Several writers testify to the support they have received from independent bookshops; how essential independent booksellers have been to the success of their books, hand selling a book, making sure customers knew how good it was. Abraham Verghese felt awed when it was his turn at Prairie Lights bookshop to be the author reading that evening from My Own Country . He had been coming here for years, listening to other authors, and felt immensely privileged to have his own book event here. Also in the book: Dave Eggers on Green Apple Books, Henry Louis Gates Jr on Harvard Bookstore, Chuck Palahnuik on Powell’s City of Books, Laurie R. King on Bookshop Santa Cruz, Simon Winchester on The Bookloft in Great Barrington, Brian Selznick on Warwicks in La Jolla, and Ron Rash on City Lights – to highlight just a few.

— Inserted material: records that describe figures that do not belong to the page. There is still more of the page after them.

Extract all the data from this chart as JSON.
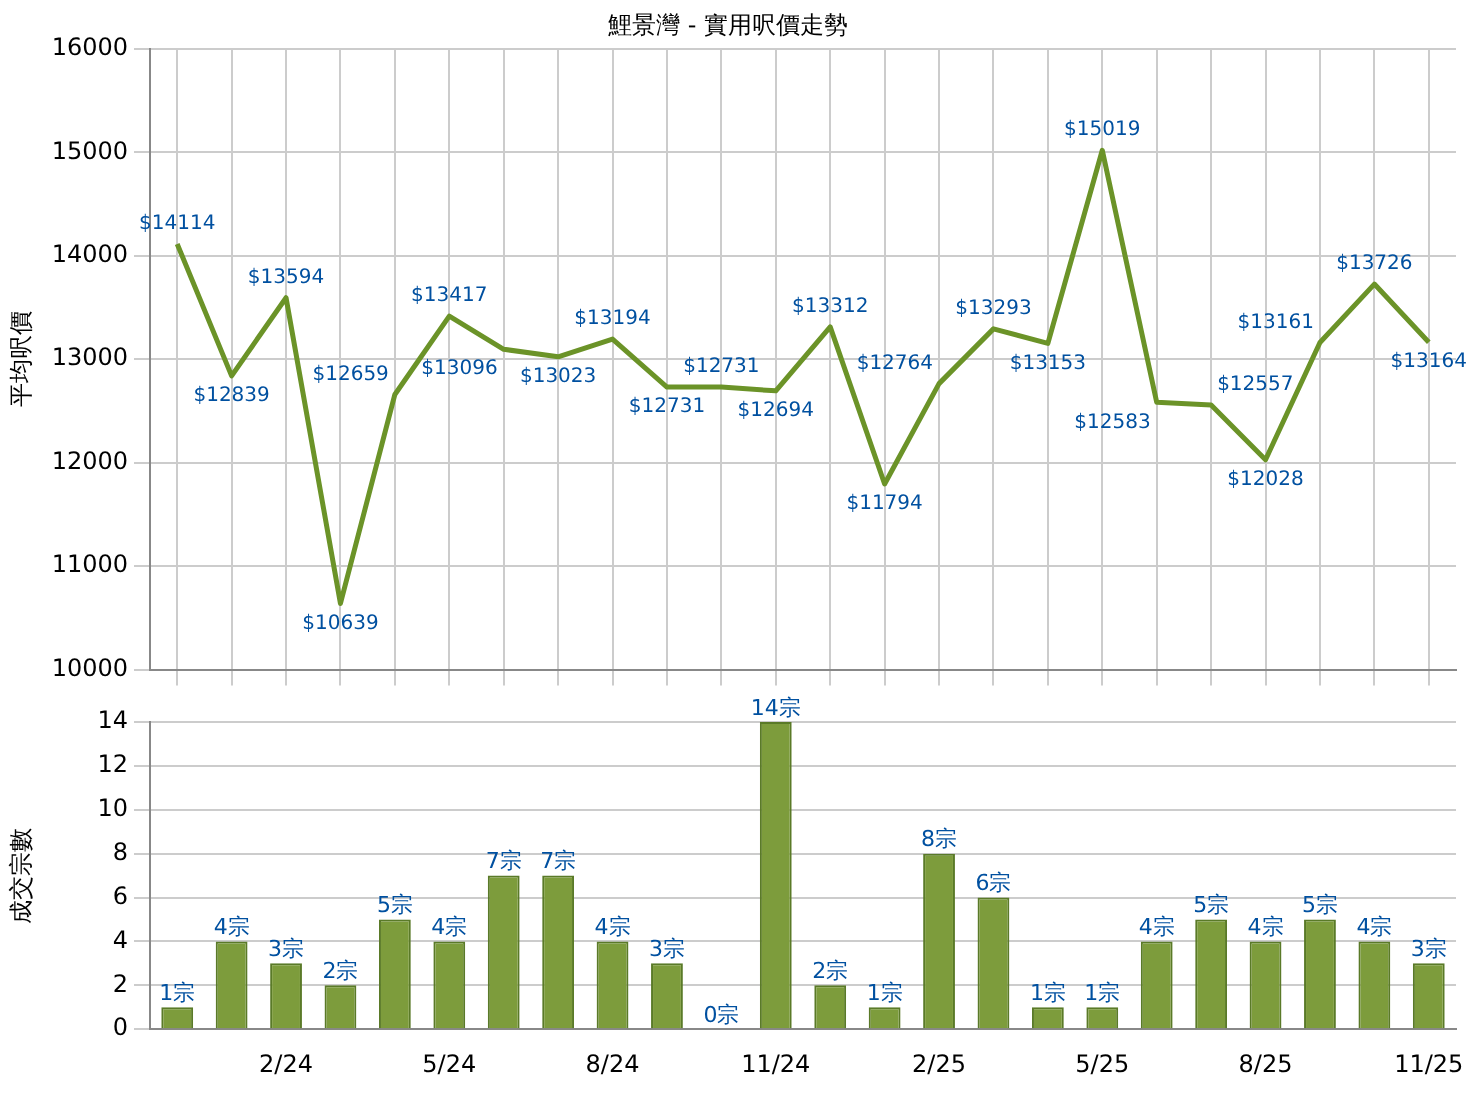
{
  "chart_data": [
    {
      "type": "line",
      "title": "鯉景灣 - 實用呎價走勢",
      "ylabel": "平均呎價",
      "categories": [
        null,
        null,
        null,
        null,
        null,
        null,
        null,
        null,
        null,
        null,
        null,
        null,
        null,
        null,
        null,
        null,
        null,
        null,
        null,
        null,
        null,
        null,
        null,
        null
      ],
      "series": [
        {
          "color": "#6b9328",
          "values": [
            14114,
            12839,
            13594,
            10639,
            12659,
            13417,
            13096,
            13023,
            13194,
            12731,
            12731,
            12694,
            13312,
            11794,
            12764,
            13293,
            13153,
            15019,
            12583,
            12557,
            12028,
            13161,
            13726,
            13164
          ],
          "value_labels": [
            "$14114",
            "$12839",
            "$13594",
            "$10639",
            "$12659",
            "$13417",
            "$13096",
            "$13023",
            "$13194",
            "$12731",
            "$12731",
            "$12694",
            "$13312",
            "$11794",
            "$12764",
            "$13293",
            "$13153",
            "$15019",
            "$12583",
            "$12557",
            "$12028",
            "$13161",
            "$13726",
            "$13164"
          ]
        }
      ],
      "ylim": [
        10000,
        16000
      ],
      "yticks": [
        10000,
        11000,
        12000,
        13000,
        14000,
        15000,
        16000
      ],
      "grid": true,
      "legend": false,
      "marker": "none",
      "tick_labels": "y"
    },
    {
      "type": "bar",
      "ylabel": "成交宗數",
      "categories": [
        null,
        null,
        "2/24",
        null,
        null,
        "5/24",
        null,
        null,
        "8/24",
        null,
        null,
        "11/24",
        null,
        null,
        "2/25",
        null,
        null,
        "5/25",
        null,
        null,
        "8/25",
        null,
        null,
        "11/25"
      ],
      "series": [
        {
          "color": "#7d9c3c",
          "values": [
            1,
            4,
            3,
            2,
            5,
            4,
            7,
            7,
            4,
            3,
            0,
            14,
            2,
            1,
            8,
            6,
            1,
            1,
            4,
            5,
            4,
            5,
            4,
            3
          ],
          "value_labels": [
            "1宗",
            "4宗",
            "3宗",
            "2宗",
            "5宗",
            "4宗",
            "7宗",
            "7宗",
            "4宗",
            "3宗",
            "0宗",
            "14宗",
            "2宗",
            "1宗",
            "8宗",
            "6宗",
            "1宗",
            "1宗",
            "4宗",
            "5宗",
            "4宗",
            "5宗",
            "4宗",
            "3宗"
          ]
        }
      ],
      "ylim": [
        0,
        14
      ],
      "yticks": [
        0,
        2,
        4,
        6,
        8,
        10,
        12,
        14
      ],
      "grid": "y",
      "legend": false
    }
  ]
}
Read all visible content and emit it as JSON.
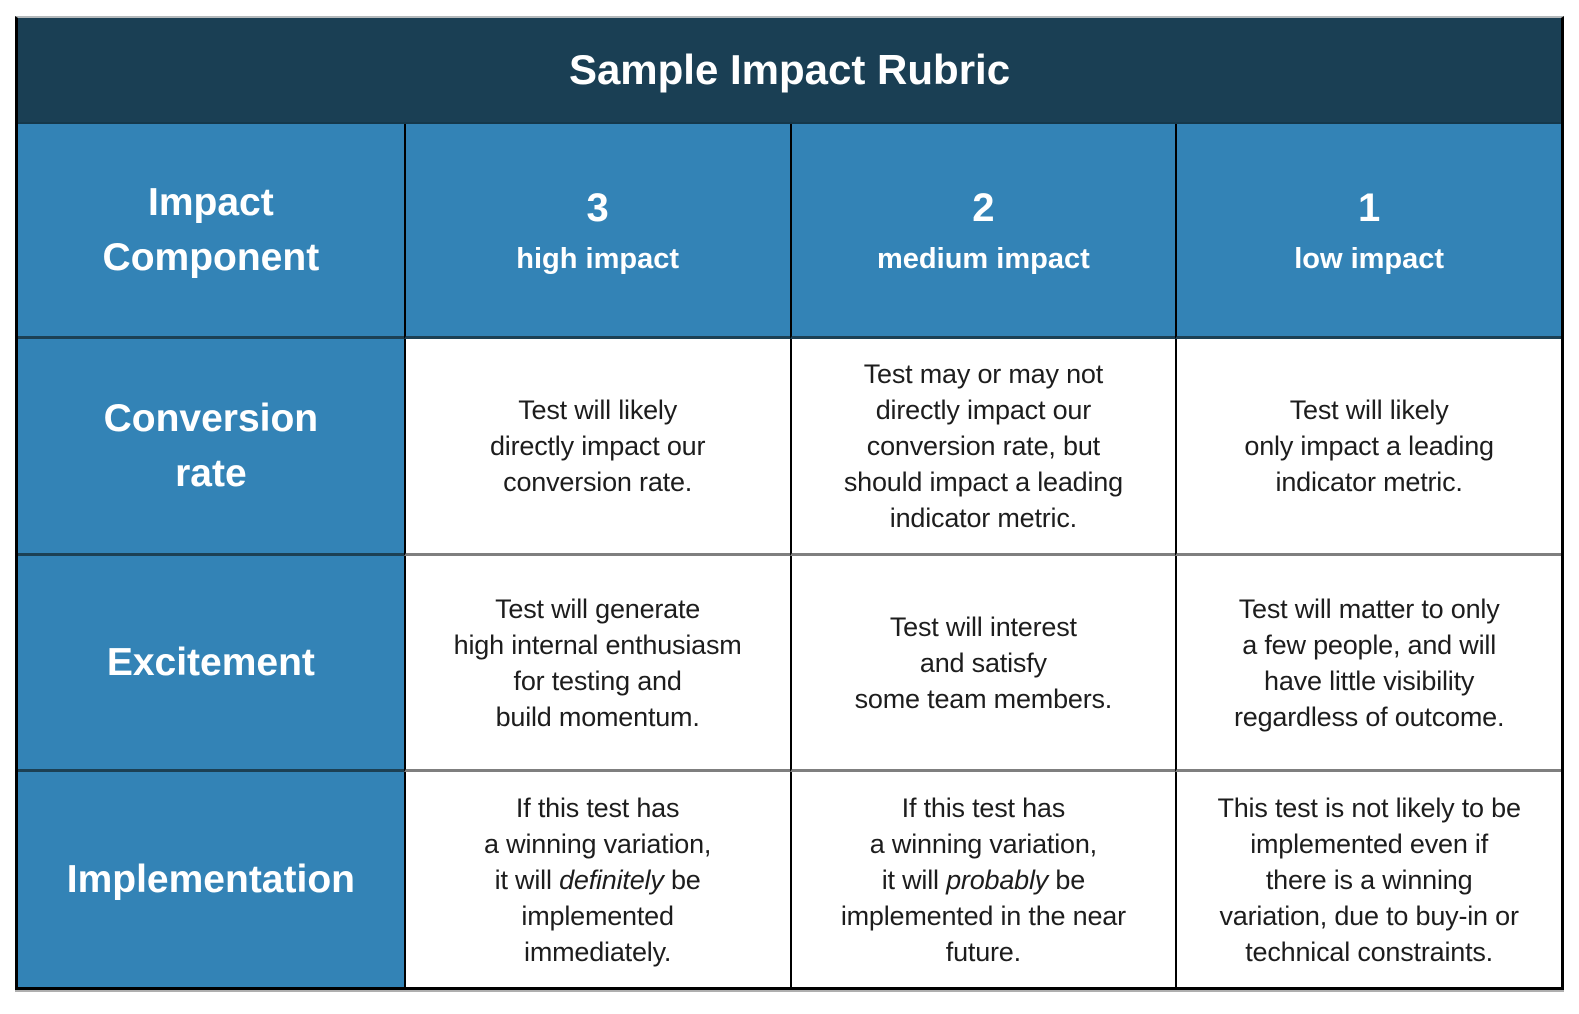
{
  "title": "Sample Impact Rubric",
  "colors": {
    "title_bg": "#1a3f54",
    "header_bg": "#3383b6",
    "header_text": "#ffffff",
    "body_bg": "#ffffff",
    "body_text": "#1d1d1d",
    "border_black": "#000000",
    "border_gray": "#7f7f7f",
    "border_navy": "#1c4054"
  },
  "table": {
    "corner_header": "Impact\nComponent",
    "columns": [
      {
        "score": "3",
        "label": "high impact"
      },
      {
        "score": "2",
        "label": "medium impact"
      },
      {
        "score": "1",
        "label": "low impact"
      }
    ],
    "rows": [
      {
        "component": "Conversion\nrate",
        "cells": [
          [
            {
              "text": "Test will likely\ndirectly impact our\nconversion rate."
            }
          ],
          [
            {
              "text": "Test may or may not\ndirectly impact our\nconversion rate, but\nshould impact a leading\nindicator metric."
            }
          ],
          [
            {
              "text": "Test will likely\nonly impact a leading\nindicator metric."
            }
          ]
        ]
      },
      {
        "component": "Excitement",
        "cells": [
          [
            {
              "text": "Test will generate\nhigh internal enthusiasm\nfor testing and\nbuild momentum."
            }
          ],
          [
            {
              "text": "Test will interest\nand satisfy\nsome team members."
            }
          ],
          [
            {
              "text": "Test will matter to only\na few people, and will\nhave little visibility\nregardless of outcome."
            }
          ]
        ]
      },
      {
        "component": "Implementation",
        "cells": [
          [
            {
              "text": "If this test has\na winning variation,\nit will "
            },
            {
              "text": "definitely",
              "italic": true
            },
            {
              "text": " be\nimplemented\nimmediately."
            }
          ],
          [
            {
              "text": "If this test has\na winning variation,\nit will "
            },
            {
              "text": "probably",
              "italic": true
            },
            {
              "text": " be\nimplemented in the near\nfuture."
            }
          ],
          [
            {
              "text": "This test is not likely to be\nimplemented even if\nthere is a winning\nvariation, due to buy-in or\ntechnical constraints."
            }
          ]
        ]
      }
    ]
  }
}
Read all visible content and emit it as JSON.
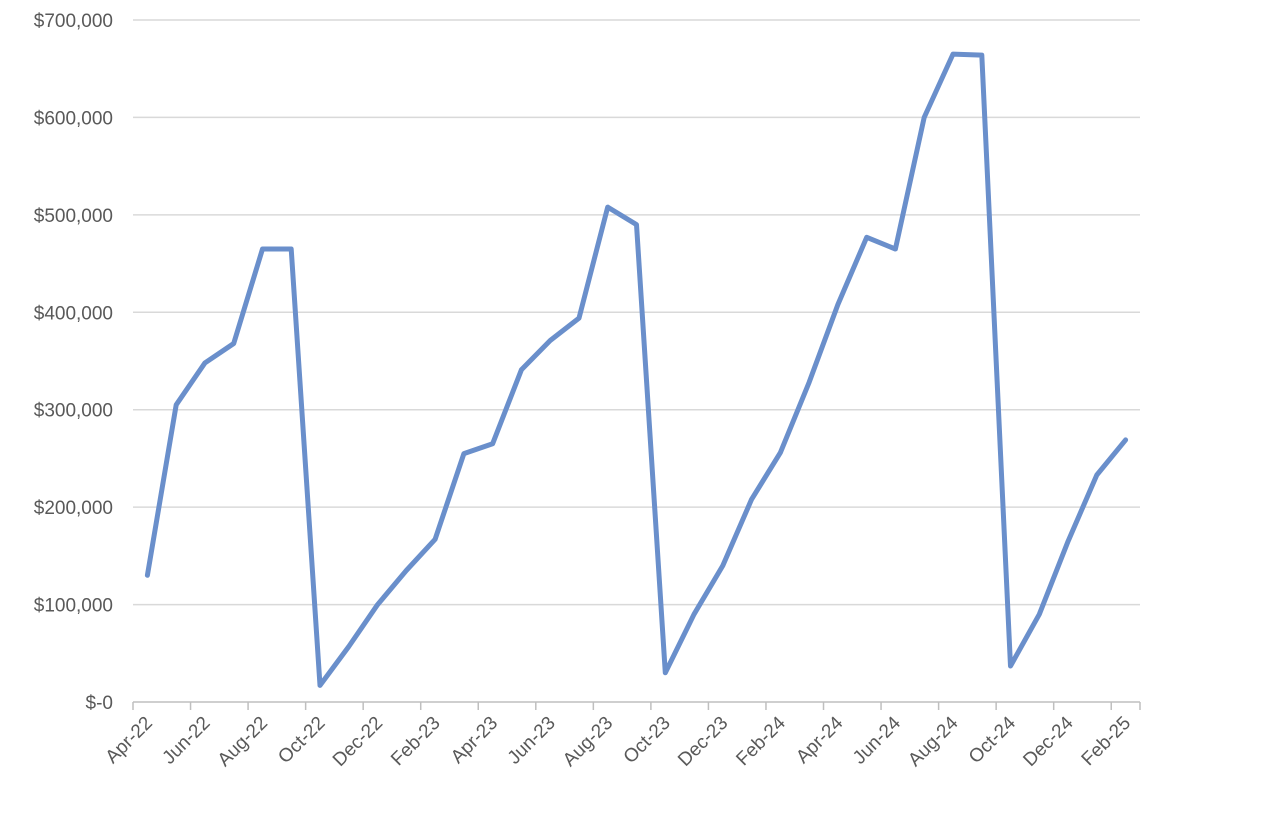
{
  "chart_data": {
    "type": "line",
    "title": "",
    "xlabel": "",
    "ylabel": "",
    "ylim": [
      0,
      700000
    ],
    "y_ticks": [
      {
        "value": 0,
        "label": "$-0"
      },
      {
        "value": 100000,
        "label": "$100,000"
      },
      {
        "value": 200000,
        "label": "$200,000"
      },
      {
        "value": 300000,
        "label": "$300,000"
      },
      {
        "value": 400000,
        "label": "$400,000"
      },
      {
        "value": 500000,
        "label": "$500,000"
      },
      {
        "value": 600000,
        "label": "$600,000"
      },
      {
        "value": 700000,
        "label": "$700,000"
      }
    ],
    "x_tick_labels": [
      "Apr-22",
      "Jun-22",
      "Aug-22",
      "Oct-22",
      "Dec-22",
      "Feb-23",
      "Apr-23",
      "Jun-23",
      "Aug-23",
      "Oct-23",
      "Dec-23",
      "Feb-24",
      "Apr-24",
      "Jun-24",
      "Aug-24",
      "Oct-24",
      "Dec-24",
      "Feb-25"
    ],
    "grid": true,
    "legend": "none",
    "line_color": "#6a8fcb",
    "categories": [
      "Apr-22",
      "May-22",
      "Jun-22",
      "Jul-22",
      "Aug-22",
      "Sep-22",
      "Oct-22",
      "Nov-22",
      "Dec-22",
      "Jan-23",
      "Feb-23",
      "Mar-23",
      "Apr-23",
      "May-23",
      "Jun-23",
      "Jul-23",
      "Aug-23",
      "Sep-23",
      "Oct-23",
      "Nov-23",
      "Dec-23",
      "Jan-24",
      "Feb-24",
      "Mar-24",
      "Apr-24",
      "May-24",
      "Jun-24",
      "Jul-24",
      "Aug-24",
      "Sep-24",
      "Oct-24",
      "Nov-24",
      "Dec-24",
      "Jan-25",
      "Feb-25"
    ],
    "series": [
      {
        "values": [
          130000,
          305000,
          348000,
          368000,
          465000,
          465000,
          17000,
          57000,
          100000,
          135000,
          167000,
          255000,
          265000,
          341000,
          371000,
          394000,
          508000,
          490000,
          30000,
          90000,
          140000,
          208000,
          256000,
          328000,
          408000,
          477000,
          465000,
          600000,
          665000,
          664000,
          37000,
          90000,
          165000,
          233000,
          269000
        ]
      }
    ]
  }
}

A thoughtful, provocative afterword by Emily St. John Mandel challenges us to examine our — the reader’s — role in sustaining a culture of independent bookselling, and not submissively surrendering to the reality of online bookselling and ebooks. She’s fed up of hearing how bookstores are dead and ebooks are the way of the future, but “why would we passively accept the idea of a less varied and more monocultural literary landscape?” She imagines that it should be possible for Amazon (I suppose Flikpart here) and independent bookstores/printed books and ebooks to exist side by side. “I wholeheartedly reject the notion that a bookselling monopoly can be good for readers. A healthy and vibrant culture, literary or otherwise, depends on diversity. I don’t think it is in anyone’s best interest for writers or books to come to our attention from only one source.”

I had to wonder about our bookshop reality here, as chain stores like Landmark and Crossword downsize and shrink, will more independent bookshops spring up or will everything be left up to online book shopping and the convenience and range it offers? When did, she asks, convenience become the most important thing? And makes a crucial observation as she closes: how being a consumerist comes “with its own intimations of responsibility…which is that we get to change the world we live in by means of where we spend our money…if it happens that you’re someone who enjoys having a bookstore in your town, I would argue that it’s never been more important.”